Probably not, according to a study that suggests people consider artwork to be more meaningful when it is accompanied by a “pseudo profound” title.

The research was conducted, the scientists said, to deal with a problem with which many visitors to Tate Modern might sympathise. “An experience that may be familiar to visitors of modern art museums is finding oneself before a sprawling arrangement of colour and shape seemingly randomly splattered on a canvas. One may look at such paintings for several moments, puzzled as to what meaning is purportedly captured in the colourful streaks,” they write in the journal Judgment and Decision Making.

“Finally, as if searching for something tangible and specific to tackle cognitively, the description is read, and the museum goer is satisfied.”

The description cards are, it seems, a life raft in a turbulent swirling sea of abstractness.

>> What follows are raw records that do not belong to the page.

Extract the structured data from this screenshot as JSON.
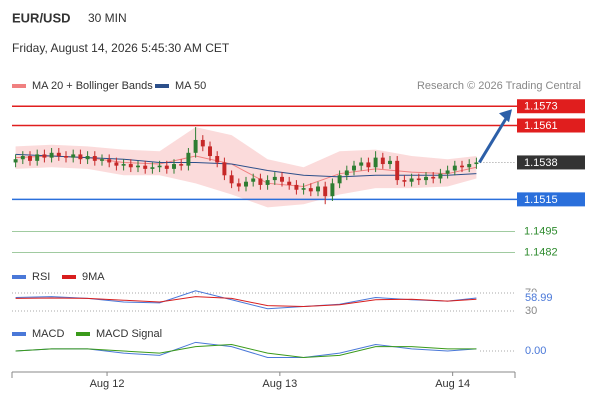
{
  "chart_data": {
    "type": "candlestick",
    "title": "EUR/USD",
    "subtitle": "30 MIN",
    "date": "Friday, August 14, 2026 5:45:30 AM CET",
    "source": "Research © 2026 Trading Central",
    "up_color": "#2e7d32",
    "down_color": "#c62828",
    "ylim": [
      1.1476,
      1.158
    ],
    "xlim": [
      -0.5,
      69.36
    ],
    "xticks": [
      {
        "value": 12.7,
        "label": "Aug 12"
      },
      {
        "value": 36.7,
        "label": "Aug 13"
      },
      {
        "value": 60.7,
        "label": "Aug 14"
      }
    ],
    "open": [
      1.1538,
      1.154,
      1.1542,
      1.1539,
      1.1543,
      1.1541,
      1.1544,
      1.1542,
      1.1541,
      1.1543,
      1.154,
      1.1542,
      1.1539,
      1.154,
      1.1538,
      1.1536,
      1.1537,
      1.1535,
      1.1536,
      1.1534,
      1.1535,
      1.1536,
      1.1534,
      1.1537,
      1.1536,
      1.1544,
      1.1552,
      1.1548,
      1.1542,
      1.1538,
      1.153,
      1.1525,
      1.1523,
      1.1526,
      1.1528,
      1.1524,
      1.1527,
      1.1529,
      1.1526,
      1.1524,
      1.1521,
      1.1522,
      1.152,
      1.1523,
      1.1517,
      1.1525,
      1.153,
      1.1533,
      1.1536,
      1.1538,
      1.1535,
      1.1541,
      1.1537,
      1.1539,
      1.1527,
      1.1526,
      1.1528,
      1.1527,
      1.1529,
      1.1528,
      1.1531,
      1.1533,
      1.1536,
      1.1535,
      1.1537
    ],
    "high": [
      1.1543,
      1.1545,
      1.1545,
      1.1546,
      1.1546,
      1.1547,
      1.1547,
      1.1545,
      1.1546,
      1.1546,
      1.1545,
      1.1545,
      1.1543,
      1.1543,
      1.1541,
      1.154,
      1.154,
      1.1539,
      1.1539,
      1.1538,
      1.1539,
      1.1539,
      1.154,
      1.154,
      1.1547,
      1.156,
      1.1555,
      1.1551,
      1.1545,
      1.1541,
      1.1533,
      1.1528,
      1.1529,
      1.1531,
      1.1531,
      1.153,
      1.1532,
      1.1532,
      1.1529,
      1.1527,
      1.1525,
      1.1525,
      1.1526,
      1.1526,
      1.1528,
      1.1533,
      1.1536,
      1.1539,
      1.1541,
      1.1541,
      1.1545,
      1.1544,
      1.1542,
      1.1542,
      1.153,
      1.1531,
      1.1531,
      1.1532,
      1.1532,
      1.1534,
      1.1536,
      1.1539,
      1.1539,
      1.154,
      1.1541
    ],
    "low": [
      1.1535,
      1.1537,
      1.1536,
      1.1536,
      1.1538,
      1.1538,
      1.1539,
      1.1538,
      1.1538,
      1.1537,
      1.1537,
      1.1536,
      1.1536,
      1.1535,
      1.1533,
      1.1533,
      1.1532,
      1.1532,
      1.1531,
      1.1531,
      1.1532,
      1.1531,
      1.1531,
      1.1533,
      1.1533,
      1.1541,
      1.1545,
      1.1539,
      1.1535,
      1.1527,
      1.1522,
      1.152,
      1.152,
      1.1523,
      1.1521,
      1.1521,
      1.1524,
      1.1523,
      1.1521,
      1.1518,
      1.1518,
      1.1517,
      1.1517,
      1.1512,
      1.1514,
      1.1522,
      1.1527,
      1.153,
      1.1533,
      1.1532,
      1.1532,
      1.1534,
      1.1534,
      1.1524,
      1.1523,
      1.1523,
      1.1524,
      1.1524,
      1.1525,
      1.1525,
      1.1528,
      1.153,
      1.1532,
      1.1532,
      1.1534
    ],
    "close": [
      1.154,
      1.1542,
      1.1539,
      1.1543,
      1.1541,
      1.1544,
      1.1542,
      1.1541,
      1.1543,
      1.154,
      1.1542,
      1.1539,
      1.154,
      1.1538,
      1.1536,
      1.1537,
      1.1535,
      1.1536,
      1.1534,
      1.1535,
      1.1536,
      1.1534,
      1.1537,
      1.1536,
      1.1544,
      1.1552,
      1.1548,
      1.1542,
      1.1538,
      1.153,
      1.1525,
      1.1523,
      1.1526,
      1.1528,
      1.1524,
      1.1527,
      1.1529,
      1.1526,
      1.1524,
      1.1521,
      1.1522,
      1.152,
      1.1523,
      1.1517,
      1.1525,
      1.153,
      1.1533,
      1.1536,
      1.1538,
      1.1535,
      1.1541,
      1.1537,
      1.1539,
      1.1527,
      1.1526,
      1.1528,
      1.1527,
      1.1529,
      1.1528,
      1.1531,
      1.1533,
      1.1536,
      1.1535,
      1.1537,
      1.1538
    ],
    "indicator_x": [
      0,
      5,
      10,
      15,
      20,
      25,
      30,
      35,
      40,
      45,
      50,
      55,
      60,
      64
    ],
    "legend": [
      {
        "name": "MA 20 + Bollinger Bands",
        "color": "#f08080"
      },
      {
        "name": "MA 50",
        "color": "#2c4f8a"
      }
    ],
    "band_upper": [
      1.1548,
      1.1549,
      1.1548,
      1.1546,
      1.1545,
      1.156,
      1.1555,
      1.154,
      1.1535,
      1.1545,
      1.1546,
      1.1542,
      1.154,
      1.1542
    ],
    "band_lower": [
      1.1534,
      1.1535,
      1.1534,
      1.153,
      1.153,
      1.1525,
      1.1518,
      1.151,
      1.1512,
      1.1518,
      1.1522,
      1.1522,
      1.1523,
      1.1528
    ],
    "ma20": [
      1.1541,
      1.1542,
      1.1541,
      1.1538,
      1.1537,
      1.1542,
      1.1537,
      1.1525,
      1.1523,
      1.1531,
      1.1534,
      1.1532,
      1.1531,
      1.1535
    ],
    "ma50": [
      1.1543,
      1.1542,
      1.1541,
      1.154,
      1.1538,
      1.1538,
      1.1537,
      1.1533,
      1.153,
      1.1529,
      1.153,
      1.153,
      1.153,
      1.1531
    ],
    "resistance": [
      1.1573,
      1.1561
    ],
    "resistance_color": "#e01e1e",
    "current": 1.1538,
    "current_color": "#333333",
    "support": [
      1.1515
    ],
    "support_color": "#2a6fdb",
    "targets": [
      1.1495,
      1.1482
    ],
    "target_color": "#2e8b2e",
    "rsi": {
      "ylim": [
        20,
        90
      ],
      "yticks": [
        70,
        30
      ],
      "last_label": 58.99,
      "series": [
        {
          "name": "RSI",
          "color": "#4a78d8",
          "values": [
            60,
            62,
            58,
            50,
            48,
            75,
            55,
            35,
            40,
            45,
            60,
            55,
            52,
            58.99
          ]
        },
        {
          "name": "9MA",
          "color": "#d81e1e",
          "values": [
            58,
            59,
            58,
            54,
            50,
            62,
            58,
            42,
            40,
            44,
            55,
            56,
            52,
            56
          ]
        }
      ]
    },
    "macd": {
      "ylim": [
        -0.0006,
        0.0006
      ],
      "yticks": [
        {
          "value": 0,
          "label": "0.00"
        }
      ],
      "series": [
        {
          "name": "MACD",
          "color": "#4a78d8",
          "values": [
            0.0,
            0.0001,
            0.0001,
            -0.0001,
            -0.0002,
            0.0004,
            0.0002,
            -0.0003,
            -0.0003,
            -0.0001,
            0.0003,
            0.0001,
            0.0,
            0.0001
          ]
        },
        {
          "name": "MACD Signal",
          "color": "#3a9a1a",
          "values": [
            0.0,
            0.0001,
            0.0001,
            0.0,
            -0.0001,
            0.0002,
            0.0003,
            -0.0001,
            -0.0003,
            -0.0002,
            0.0002,
            0.0002,
            0.0001,
            0.0001
          ]
        }
      ]
    }
  }
}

But what role do they really perform? To test this idea, the team showed 800 people different computer-generated artworks and asked them to rate their profoundness. Some had no titles, some had mundane titles, and some had ones generated by “randomly arranging a list of profound-sounding words”. For instance, one was called “Wholeness quiets infinite phenomenon”.

The scientists, from University of Waterloo in Canada, did this because, they argued, abstract art was an area where “bullshit can be used effectively to impress others”. The study appeared to validate their hunch. Not only did people respond better to art with pseudo-profound nonsense titles, they also, in a separate study, found such titles indistinguishable from real ones used in genuine artworks.

So does this mean that all modern art is nonsense? Not necessarily. “If anything, the production of good and satisfying ‘bullshit’ (ie statements meant to be impressive regardless of truth) may simply be part of the artistic process,” the scientists argue.